A quick tap into Google and you will see what they mean. From the notorious allegations of Cheryl's racist behaviour in a toilet (she was eventually found guilty of attacking the attendant, but not of a racially-aggravated assault) to constant claims that one of the girls is about to run off to a solo career and reports that they were asked to ditch their boyfriends by their record company for the sake of the band, the manufactured starlets are ultimate gossip fuel.
Yet these are girls-next-door-made-good were created by the media hype they now despise.

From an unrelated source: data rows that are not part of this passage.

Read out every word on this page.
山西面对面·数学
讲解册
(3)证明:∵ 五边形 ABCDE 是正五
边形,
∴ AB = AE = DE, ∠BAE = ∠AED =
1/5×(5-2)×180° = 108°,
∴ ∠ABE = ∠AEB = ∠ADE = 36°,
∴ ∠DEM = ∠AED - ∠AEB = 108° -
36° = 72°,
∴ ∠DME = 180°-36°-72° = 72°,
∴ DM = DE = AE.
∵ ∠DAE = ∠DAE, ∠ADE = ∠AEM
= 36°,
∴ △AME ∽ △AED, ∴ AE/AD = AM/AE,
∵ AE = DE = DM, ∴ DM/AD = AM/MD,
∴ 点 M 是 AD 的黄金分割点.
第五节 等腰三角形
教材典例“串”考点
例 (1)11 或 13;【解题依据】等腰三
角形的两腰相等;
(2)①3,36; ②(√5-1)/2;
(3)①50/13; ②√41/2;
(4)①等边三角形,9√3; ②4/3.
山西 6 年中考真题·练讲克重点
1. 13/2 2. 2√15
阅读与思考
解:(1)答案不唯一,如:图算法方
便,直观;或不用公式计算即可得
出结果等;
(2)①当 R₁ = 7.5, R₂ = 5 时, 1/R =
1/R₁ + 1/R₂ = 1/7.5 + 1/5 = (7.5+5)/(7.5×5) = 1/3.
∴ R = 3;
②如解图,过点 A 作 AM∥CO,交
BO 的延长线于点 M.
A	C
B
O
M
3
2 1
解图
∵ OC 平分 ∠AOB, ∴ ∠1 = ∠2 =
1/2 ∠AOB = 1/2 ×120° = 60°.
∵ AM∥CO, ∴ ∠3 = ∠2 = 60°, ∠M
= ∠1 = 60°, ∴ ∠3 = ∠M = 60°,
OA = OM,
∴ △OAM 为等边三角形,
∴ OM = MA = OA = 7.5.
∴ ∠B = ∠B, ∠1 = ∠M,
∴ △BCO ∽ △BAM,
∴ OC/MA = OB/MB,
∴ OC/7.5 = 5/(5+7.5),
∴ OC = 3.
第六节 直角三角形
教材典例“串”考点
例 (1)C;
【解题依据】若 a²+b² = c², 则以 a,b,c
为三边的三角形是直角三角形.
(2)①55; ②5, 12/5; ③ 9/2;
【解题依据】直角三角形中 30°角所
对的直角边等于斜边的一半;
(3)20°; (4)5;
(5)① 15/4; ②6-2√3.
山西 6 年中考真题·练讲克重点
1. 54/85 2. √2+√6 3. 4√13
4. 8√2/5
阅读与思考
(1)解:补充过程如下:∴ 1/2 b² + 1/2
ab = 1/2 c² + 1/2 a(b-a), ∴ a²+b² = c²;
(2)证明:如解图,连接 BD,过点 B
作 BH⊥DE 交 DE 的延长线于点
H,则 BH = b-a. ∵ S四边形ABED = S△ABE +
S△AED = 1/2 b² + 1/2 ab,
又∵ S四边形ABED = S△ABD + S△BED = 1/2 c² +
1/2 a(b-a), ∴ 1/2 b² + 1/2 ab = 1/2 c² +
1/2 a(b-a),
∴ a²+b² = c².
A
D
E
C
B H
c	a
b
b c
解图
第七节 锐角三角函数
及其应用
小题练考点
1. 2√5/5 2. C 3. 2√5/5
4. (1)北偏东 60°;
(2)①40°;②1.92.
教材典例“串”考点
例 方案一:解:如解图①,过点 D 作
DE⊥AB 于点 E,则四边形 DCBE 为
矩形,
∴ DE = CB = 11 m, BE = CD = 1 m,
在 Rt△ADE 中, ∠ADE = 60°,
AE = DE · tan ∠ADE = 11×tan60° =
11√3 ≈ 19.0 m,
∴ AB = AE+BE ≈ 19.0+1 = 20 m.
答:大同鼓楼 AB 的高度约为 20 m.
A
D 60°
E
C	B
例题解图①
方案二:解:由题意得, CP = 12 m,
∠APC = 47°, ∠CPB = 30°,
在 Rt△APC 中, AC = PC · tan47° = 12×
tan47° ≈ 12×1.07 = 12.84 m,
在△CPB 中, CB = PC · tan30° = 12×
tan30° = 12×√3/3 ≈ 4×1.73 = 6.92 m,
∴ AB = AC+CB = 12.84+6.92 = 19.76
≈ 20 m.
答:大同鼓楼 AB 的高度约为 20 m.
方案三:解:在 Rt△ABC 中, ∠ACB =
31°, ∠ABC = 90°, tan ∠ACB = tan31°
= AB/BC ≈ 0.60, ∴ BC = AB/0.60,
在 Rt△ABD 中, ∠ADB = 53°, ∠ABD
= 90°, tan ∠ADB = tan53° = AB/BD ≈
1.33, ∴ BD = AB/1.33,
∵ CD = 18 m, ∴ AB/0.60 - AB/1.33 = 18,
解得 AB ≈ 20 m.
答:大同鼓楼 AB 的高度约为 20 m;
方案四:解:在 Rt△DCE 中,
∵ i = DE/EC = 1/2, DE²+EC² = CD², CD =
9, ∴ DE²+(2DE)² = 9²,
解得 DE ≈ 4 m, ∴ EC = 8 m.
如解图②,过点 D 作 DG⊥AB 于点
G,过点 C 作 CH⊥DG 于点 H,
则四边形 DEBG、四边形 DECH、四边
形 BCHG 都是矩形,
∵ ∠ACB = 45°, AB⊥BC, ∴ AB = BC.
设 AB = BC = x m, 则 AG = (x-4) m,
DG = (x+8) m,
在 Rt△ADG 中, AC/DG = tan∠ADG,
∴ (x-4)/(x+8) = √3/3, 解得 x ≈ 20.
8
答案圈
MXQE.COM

In December 2002 ordinary lasses Nadine Coyle, Cheryl Tweedy, Kimberley Walsh, Sarah Harding and Nicola Roberts were chosen from among 20,000 other hopefuls (including Eurovision's Javine) for TV show Popstars: The Rivals.
The boy band manufactured at the same time, One True Voice, disappeared within a matter of weeks. But Girls Aloud have now been around for nearly three years - an extraordinary longevity for reality TV popstars putting them in the Will Young league. Nevertheless, they still have the media to thank for being plucked from nowhere, selling millions of records and having their faces plastered on posters firmly affixed to teen walls.
A case of biting the hand that feeds, perchance?